Despite multiple rounds of negotiations between Tehran and world powers in 2021-2022, no agreement was reached to revive the JCPOA (Iran's 2015 nuclear deal). Lifting sanctions could improve Iran's economic situation, but this hinges on reaching an agreement with global powers.

Multilateral nuclear talks with Iran in Vienna, 2021

On Monday evening, Iranian presidential runners will hold their fourth debate, which will focus on foreign policy. No candidate has so far presented any comprehensive and clear plan to resolve strategic foreign relations issues.

Alireza Soltani, political economist told conservative Khabar Online website Monday that the main challenges the next president faces in foreign policy include Tehran-Washington relations, Iran’s nuclear program, and relations with international institutions and regulatory mechanisms, particularly the International Financial Task Force (FATF) and the World Trade Organization.

“Any incoming administration must strive to address the challenges in US-Iran relations. Resolving this conflict can pave the way for improved relations with Europe and many regional countries. Iran has lost numerous regional and international opportunities, both political and economic, due to its strained relations with the US. This includes economic cooperation with neighboring countries and relations with major powers like China and Russia, which have resulted in imbalanced and often unfavorable arrangements for Iran. Reducing tensions with Israel also hinges on resolving this issue,” he said.

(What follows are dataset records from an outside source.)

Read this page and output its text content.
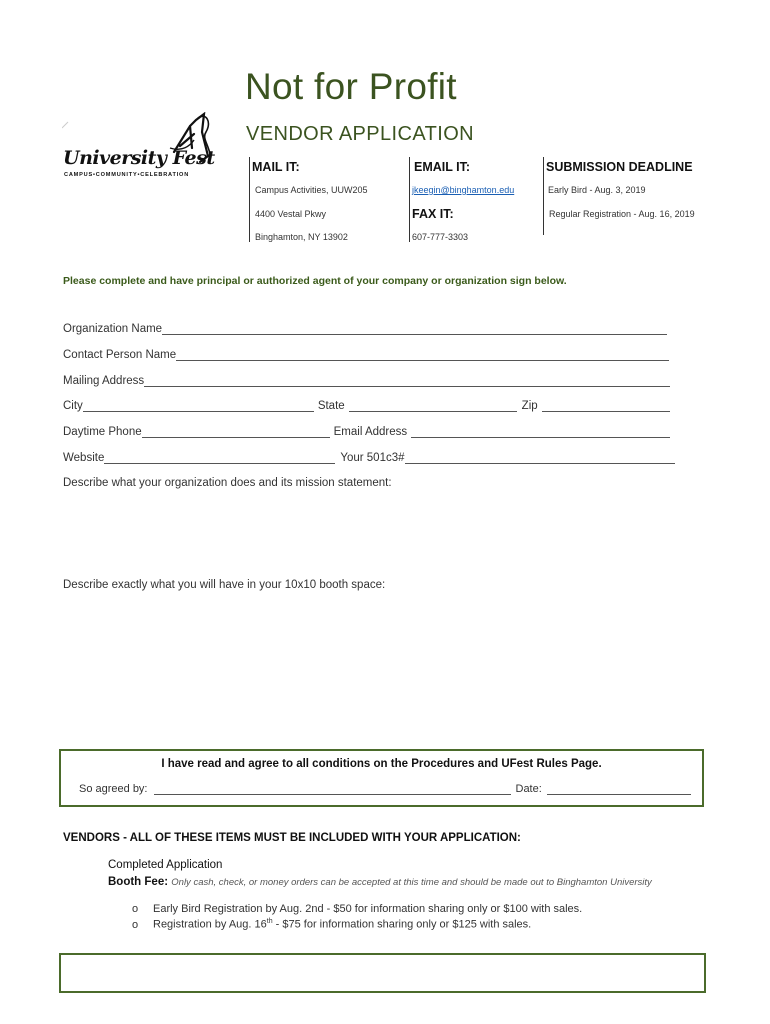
Not for Profit
VENDOR APPLICATION
University Fest
CAMPUS•COMMUNITY•CELEBRATION
MAIL IT:
Campus Activities, UUW205
4400 Vestal Pkwy
Binghamton, NY 13902
EMAIL IT:
jkeegin@binghamton.edu
FAX IT:
607-777-3303
SUBMISSION DEADLINE
Early Bird - Aug. 3, 2019
Regular Registration - Aug. 16, 2019
Please complete and have principal or authorized agent of your company or organization sign below.
Organization Name
Contact Person Name
Mailing Address
City	State	Zip
Daytime Phone	Email Address
Website	Your 501c3#
Describe what your organization does and its mission statement:
Describe exactly what you will have in your 10x10 booth space:
I have read and agree to all conditions on the Procedures and UFest Rules Page.
So agreed by:	Date:
VENDORS - ALL OF THESE ITEMS MUST BE INCLUDED WITH YOUR APPLICATION:
Completed Application
Booth Fee: Only cash, check, or money orders can be accepted at this time and should be made out to Binghamton University
o Early Bird Registration by Aug. 2nd - $50 for information sharing only or $100 with sales.
o Registration by Aug. 16th - $75 for information sharing only or $125 with sales.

According to Soltani, Iran's nuclear program has imposed "heavy economic and security costs on the country." He added that the next president should address the country's "weak economic, monetary, and trade relations," exacerbated by US sanctions, are further strained by international pressures and restrictions. These challenges particularly affect money transfers, attracting foreign investment, and international trade.